Bei Axel Wieland (Friedberg-Bachern) ist gut einkaufen, was den Zustand der Objekte betrifft, denn der Kunsthändler ist ausgebildeter Restaurator. Vom „Kremser Schmidt“ stammt ein flott gemalter Bozzetto mit Auferstehungschristus in Öl auf Karton aus österreichischem Adelsnachlass. Ein ausdrucksstarkes geschnitztes Corpus-Christi-Fragment, Italien, 14./15. Jahrhundert, besticht durch seine porzellanartig schimmernde Originalfassung.
Religiöse Kunst des 17. bis 19. Jahrhunderts hält Bernhard Pfeiffers Fleur de Lys Curiosité aus München bereit: Das flämische „Ecce Homo“-Ölbild auf Holz von 1501 ist „HB“ monogrammiert. Sein mit ziselierten, feuervergoldeten Kupferblechen verblendetes Nürnberger Ebenholzkabinett des späten 16. Jahrhunderts wird dem Umkreis Wenzel Jamnitzers zugeschrieben.
Ein dreifach starkes Spezialistenteam für deutsche Möbel ist Dr. Thomas Schmitz-Avila mit seinen beiden Söhne Julian und Lennart aus Bad Breisig. Mitte des 18. Jahrhunderts in der Bayreuther Werkstatt der Gebrüder Spindler in verschiedenen Hölzern marketiert ist ein Rednerlesepult auf Cabriolet-Beinen mit vergoldeter Bronze. Die eingelegte, Messing ummantelte Platte ziert das Wappen der fränkischen Stadt Eschenbach mit Mitra und Bischofsstab (25.000 Euro). Mit den Söhnen hat sich das Programm um Gemälde und Kunsthandwerke erweitert. Als Liebeserklärung an München ist Carl Spitzwegs kleine, in Öl auf Karton gemalte „Abendlandschaft mit Stadt“ zu betrachten, die aus dem Nachlass von Charlotte und Walther Leisler Kiep stammt.

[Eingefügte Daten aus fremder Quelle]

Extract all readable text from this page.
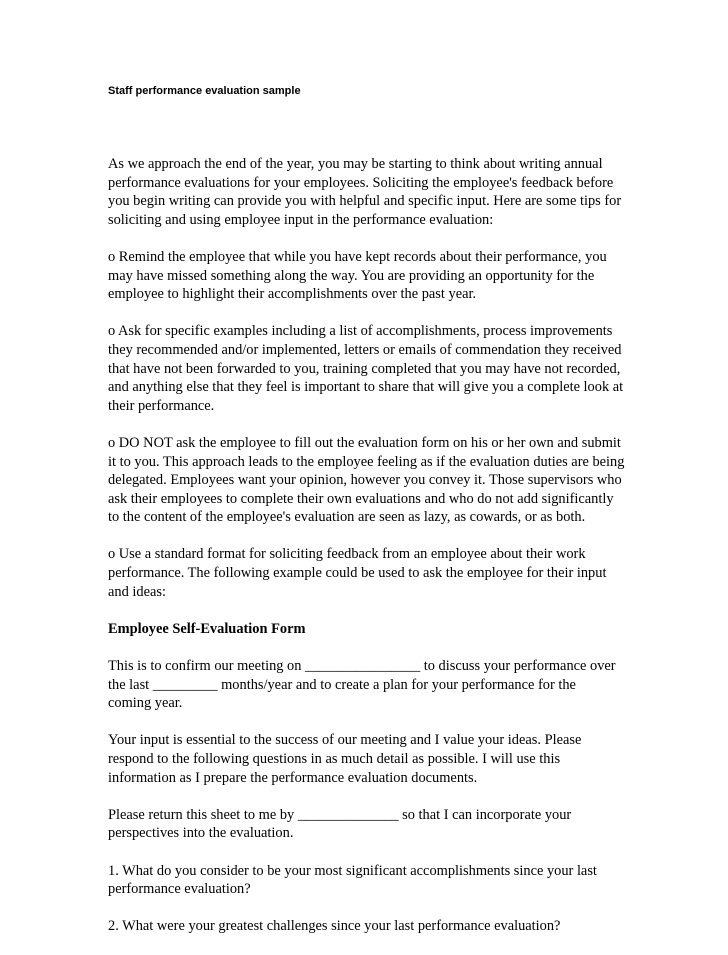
Staff performance evaluation sample

As we approach the end of the year, you may be starting to think about writing annual
performance evaluations for your employees. Soliciting the employee's feedback before
you begin writing can provide you with helpful and specific input. Here are some tips for
soliciting and using employee input in the performance evaluation:

o Remind the employee that while you have kept records about their performance, you
may have missed something along the way. You are providing an opportunity for the
employee to highlight their accomplishments over the past year.

o Ask for specific examples including a list of accomplishments, process improvements
they recommended and/or implemented, letters or emails of commendation they received
that have not been forwarded to you, training completed that you may have not recorded,
and anything else that they feel is important to share that will give you a complete look at
their performance.

o DO NOT ask the employee to fill out the evaluation form on his or her own and submit
it to you. This approach leads to the employee feeling as if the evaluation duties are being
delegated. Employees want your opinion, however you convey it. Those supervisors who
ask their employees to complete their own evaluations and who do not add significantly
to the content of the employee's evaluation are seen as lazy, as cowards, or as both.

o Use a standard format for soliciting feedback from an employee about their work
performance. The following example could be used to ask the employee for their input
and ideas:

Employee Self-Evaluation Form

This is to confirm our meeting on ________________ to discuss your performance over
the last _________ months/year and to create a plan for your performance for the
coming year.

Your input is essential to the success of our meeting and I value your ideas. Please
respond to the following questions in as much detail as possible. I will use this
information as I prepare the performance evaluation documents.

Please return this sheet to me by ______________ so that I can incorporate your
perspectives into the evaluation.

1. What do you consider to be your most significant accomplishments since your last
performance evaluation?

2. What were your greatest challenges since your last performance evaluation?
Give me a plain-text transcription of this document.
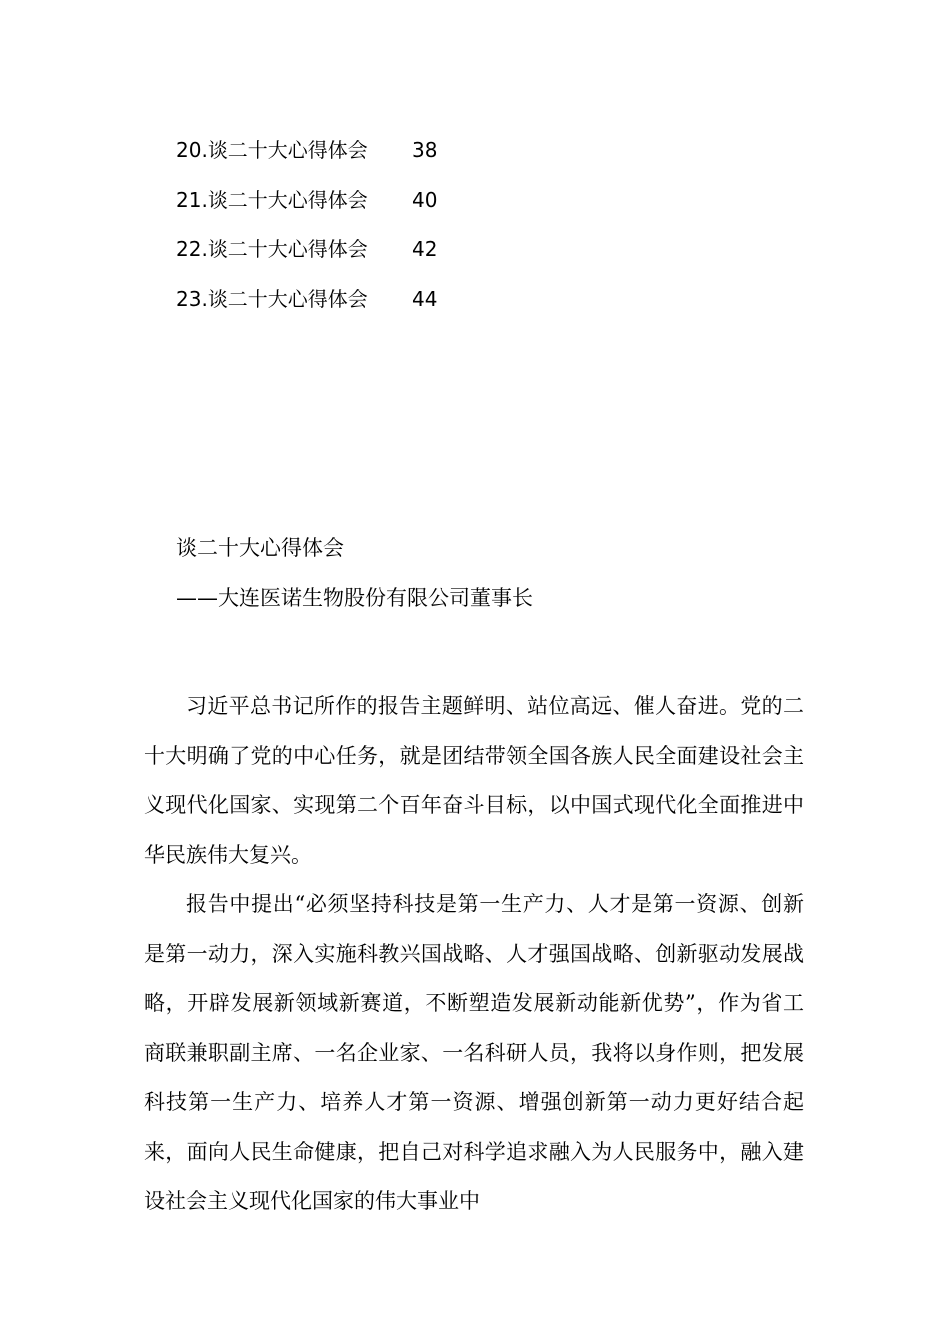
20.谈二十大心得体会 38
21.谈二十大心得体会 40
22.谈二十大心得体会 42
23.谈二十大心得体会 44
谈二十大心得体会
——大连医诺生物股份有限公司董事长

习近平总书记所作的报告主题鲜明、站位高远、催人奋进。党的二十大明确了党的中心任务，就是团结带领全国各族人民全面建设社会主义现代化国家、实现第二个百年奋斗目标，以中国式现代化全面推进中华民族伟大复兴。

报告中提出“必须坚持科技是第一生产力、人才是第一资源、创新是第一动力，深入实施科教兴国战略、人才强国战略、创新驱动发展战略，开辟发展新领域新赛道，不断塑造发展新动能新优势”，作为省工商联兼职副主席、一名企业家、一名科研人员，我将以身作则，把发展科技第一生产力、培养人才第一资源、增强创新第一动力更好结合起来，面向人民生命健康，把自己对科学追求融入为人民服务中，融入建设社会主义现代化国家的伟大事业中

Wie elegant im Biedermeier Möbel farblich akzentuiert wurden, zeigen zwei Beispiele bei Dr. Tilman Roatzsch aus Schnaitsee. So zieren die Türen eines wohl in Münchner Nussbaumholz furnierten Kleiderschranks, um 1820 vier klassizistische Vasen in feiner Schwarzlotmalerei. Giebel und Sockelband sind geschwärzt. Typisch für Roatzsch besticht der konservierte Originalzustand samt originaler Schellackpolitur (17.800 Euro).